Monocular depth estimation suffers from inherent scale ambiguity and susceptibility to visual disturbances. To address these challenges, this work pioneers the integration of linguistic priors from pre-trained text-to-image diffusion models (e.g., Stable Diffusion) into depth estimation, proposing an image-text joint-driven affine-invariant depth regression framework. Methodologically, we design a cross-modal attention mechanism to fuse visual and textual features and formulate an affine-invariant depth regression loss; semantic-guided denoising adaptively enhances user-specified regions. Our approach achieves zero-shot state-of-the-art performance on NYUv2, KITTI, ETH3D, and ScanNet, accelerates training convergence, and significantly reduces inference steps. Key contributions include: (1) leveraging linguistic priors to enhance monocular depth estimation; (2) introducing affine-invariant modeling for robust depth regression; (3) enabling semantic-aware denoising; and (4) realizing efficient cross-modal joint optimization.

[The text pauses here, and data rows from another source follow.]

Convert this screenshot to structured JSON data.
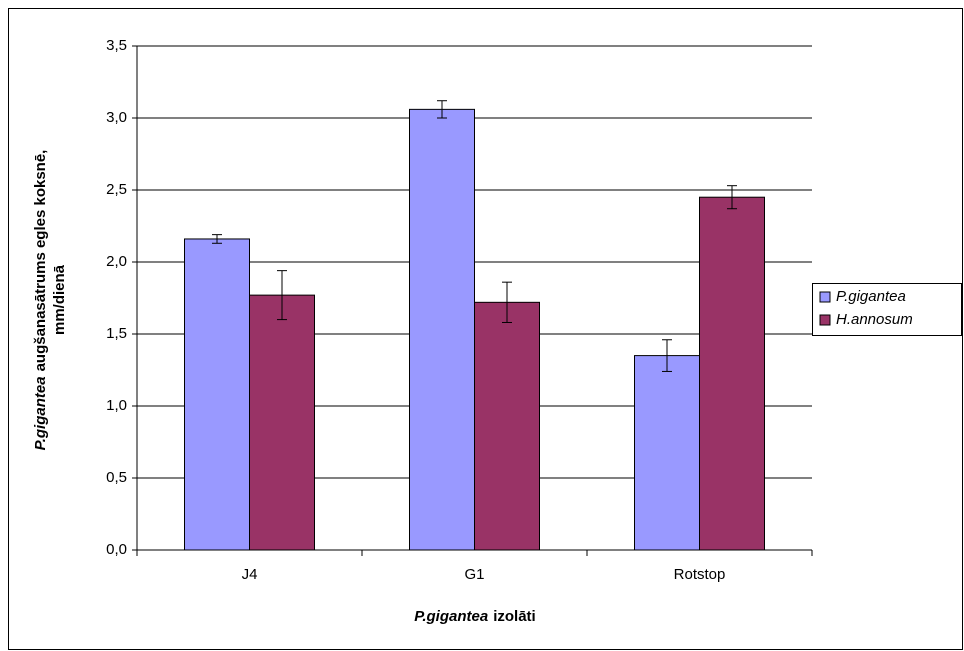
{
  "chart_data": {
    "type": "bar",
    "categories": [
      "J4",
      "G1",
      "Rotstop"
    ],
    "series": [
      {
        "name": "P.gigantea",
        "color": "#9999ff",
        "values": [
          2.16,
          3.06,
          1.35
        ],
        "errors": [
          0.03,
          0.06,
          0.11
        ]
      },
      {
        "name": "H.annosum",
        "color": "#993366",
        "values": [
          1.77,
          1.72,
          2.45
        ],
        "errors": [
          0.17,
          0.14,
          0.08
        ]
      }
    ],
    "ylim": [
      0,
      3.5
    ],
    "yticks": [
      {
        "value": 0,
        "label": "0,0"
      },
      {
        "value": 0.5,
        "label": "0,5"
      },
      {
        "value": 1,
        "label": "1,0"
      },
      {
        "value": 1.5,
        "label": "1,5"
      },
      {
        "value": 2,
        "label": "2,0"
      },
      {
        "value": 2.5,
        "label": "2,5"
      },
      {
        "value": 3,
        "label": "3,0"
      },
      {
        "value": 3.5,
        "label": "3,5"
      }
    ],
    "ylabel": [
      "P.gigantea",
      "augšanasātrums egles koksnē,",
      "mm/dienā"
    ],
    "xlabel": [
      "P.gigantea",
      "izolāti"
    ],
    "grid": true,
    "legend": "right"
  }
}
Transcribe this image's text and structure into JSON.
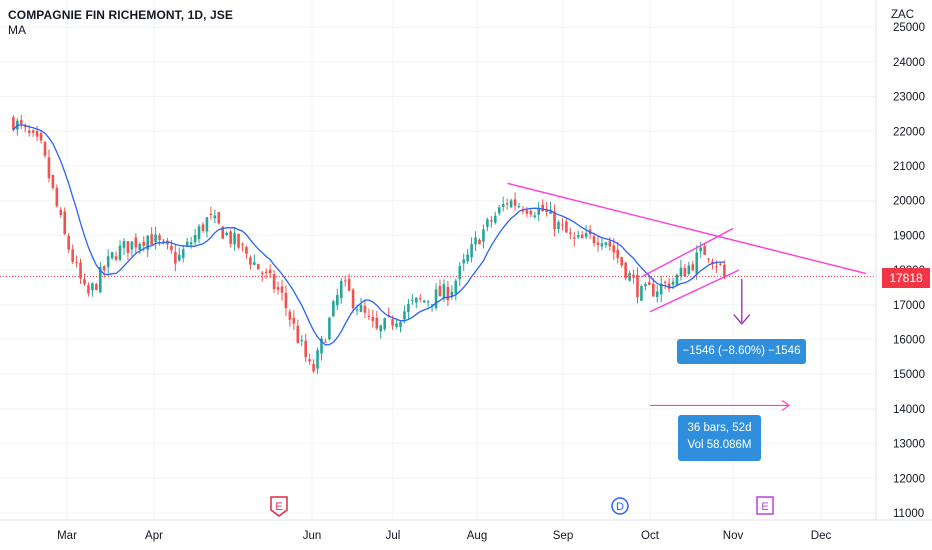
{
  "header": {
    "symbol": "COMPAGNIE FIN RICHEMONT, 1D, JSE",
    "indicator": "MA"
  },
  "price_axis": {
    "currency": "ZAC",
    "current_price_label": "17818",
    "current_price_color": "#f23645"
  },
  "annotations": {
    "price_change_label": "−1546 (−8.60%) −1546",
    "bars_label": "36 bars, 52d",
    "volume_label": "Vol 58.086M"
  },
  "events": [
    {
      "label": "E",
      "kind": "earnings",
      "color": "#e0294a",
      "date": "Jun"
    },
    {
      "label": "D",
      "kind": "dividend",
      "color": "#2962ff",
      "date": "Oct"
    },
    {
      "label": "E",
      "kind": "earnings",
      "color": "#c03fe0",
      "date": "Nov"
    }
  ],
  "colors": {
    "up": "#26a69a",
    "down": "#ef5350",
    "ma": "#2962ff",
    "trendline": "#ff3dd5",
    "projection": "#9c27b0",
    "box": "#2f8fdc"
  },
  "chart_data": {
    "type": "candlestick",
    "symbol": "COMPAGNIE FIN RICHEMONT",
    "interval": "1D",
    "exchange": "JSE",
    "x_tick_labels": [
      "Mar",
      "Apr",
      "Jun",
      "Jul",
      "Aug",
      "Sep",
      "Oct",
      "Nov",
      "Dec"
    ],
    "y_tick_labels": [
      25000,
      24000,
      23000,
      22000,
      21000,
      20000,
      19000,
      18000,
      17000,
      16000,
      15000,
      14000,
      13000,
      12000,
      11000
    ],
    "ylim": [
      10800,
      25300
    ],
    "current_price": 17818,
    "close_path": [
      {
        "date": "Feb 10",
        "close": 22300
      },
      {
        "date": "Feb 20",
        "close": 21500
      },
      {
        "date": "Feb 28",
        "close": 19000
      },
      {
        "date": "Mar 8",
        "close": 17200
      },
      {
        "date": "Mar 18",
        "close": 18500
      },
      {
        "date": "Mar 30",
        "close": 19000
      },
      {
        "date": "Apr 10",
        "close": 18300
      },
      {
        "date": "Apr 22",
        "close": 19500
      },
      {
        "date": "May 5",
        "close": 18600
      },
      {
        "date": "May 20",
        "close": 17300
      },
      {
        "date": "Jun 1",
        "close": 15000
      },
      {
        "date": "Jun 12",
        "close": 17600
      },
      {
        "date": "Jun 25",
        "close": 16200
      },
      {
        "date": "Jul 8",
        "close": 17000
      },
      {
        "date": "Jul 22",
        "close": 17400
      },
      {
        "date": "Aug 2",
        "close": 19000
      },
      {
        "date": "Aug 12",
        "close": 20000
      },
      {
        "date": "Aug 25",
        "close": 19700
      },
      {
        "date": "Sep 5",
        "close": 18800
      },
      {
        "date": "Sep 15",
        "close": 19000
      },
      {
        "date": "Sep 28",
        "close": 17300
      },
      {
        "date": "Oct 10",
        "close": 17700
      },
      {
        "date": "Oct 22",
        "close": 18600
      },
      {
        "date": "Oct 30",
        "close": 17818
      }
    ],
    "series": [
      {
        "name": "MA"
      }
    ],
    "price_range_measure": {
      "change": -1546,
      "percent": -8.6
    },
    "date_range_measure": {
      "bars": 36,
      "days": 52,
      "volume": "58.086M"
    }
  }
}
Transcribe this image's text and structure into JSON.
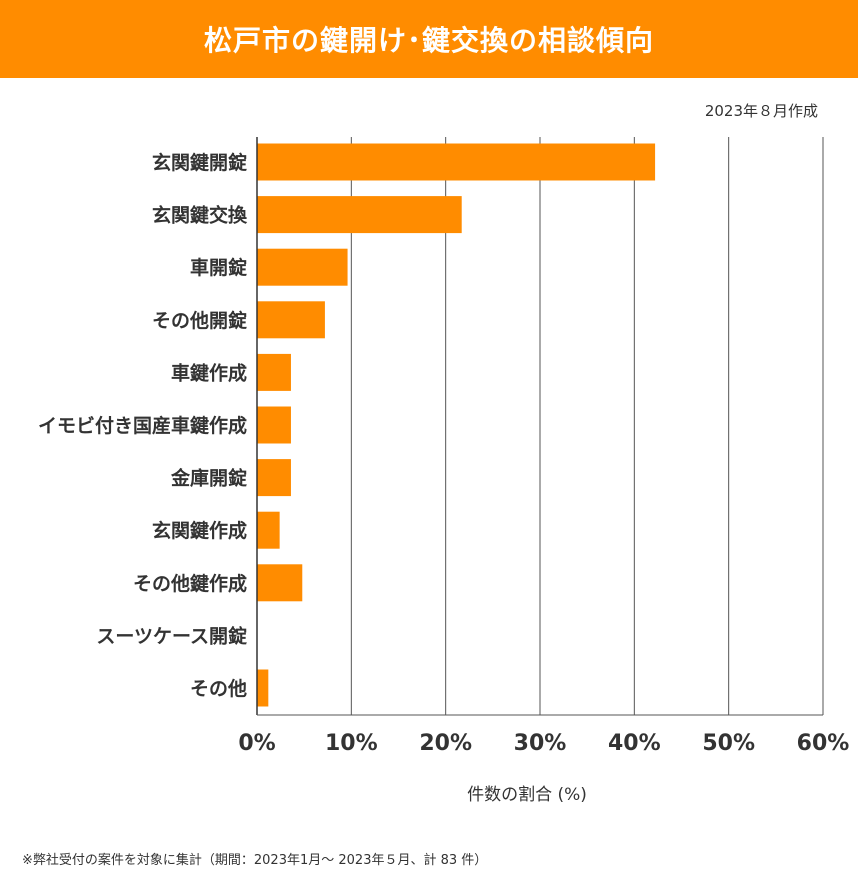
{
  "header": {
    "title": "松戸市の鍵開け･鍵交換の相談傾向"
  },
  "date_label": "2023年８月作成",
  "footnote": "※弊社受付の案件を対象に集計（期間：2023年1月～ 2023年５月、計 83 件）",
  "colors": {
    "bar": "#ff8c00",
    "header": "#ff8c00",
    "grid": "#555555"
  },
  "chart_data": {
    "type": "bar",
    "orientation": "horizontal",
    "categories": [
      "玄関鍵開錠",
      "玄関鍵交換",
      "車開錠",
      "その他開錠",
      "車鍵作成",
      "イモビ付き国産車鍵作成",
      "金庫開錠",
      "玄関鍵作成",
      "その他鍵作成",
      "スーツケース開錠",
      "その他"
    ],
    "values": [
      42.2,
      21.7,
      9.6,
      7.2,
      3.6,
      3.6,
      3.6,
      2.4,
      4.8,
      0,
      1.2
    ],
    "xlabel": "件数の割合 (%)",
    "xlim": [
      0,
      60
    ],
    "xticks": [
      "0%",
      "10%",
      "20%",
      "30%",
      "40%",
      "50%",
      "60%"
    ],
    "grid": true
  }
}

Traditional monocular depth estimation suffers from inherent ambiguity and visual nuisance. We argue that language prior can enhance monocular depth estimation by leveraging the inductive bias learned during the text-to-image pre-training of diffusion models. The ability of these models to generate images that align with text indicates that they have learned the spatial relationships, size, and shape of specified objects, which can be applied to improve depth estimation. Thus, we propose PriorDiffusion, using a pre-trained text-to-image diffusion model that takes both images and corresponding text descriptions to infer affine-invariant depth through a denoising process. We also show that language prior enhances the model's perception of specific regions of images that users care about and describe. Simultaneously, language prior acts as a constraint to accelerate the convergence of both training and the inference diffusion trajectory. By training on HyperSim and Virtual KITTI, we achieve faster training convergence, fewer inference diffusion steps, and state-of-the-art zero-shot performance across NYUv2, KITTI, ETH3D, and ScanNet. Code will be released upon acceptance.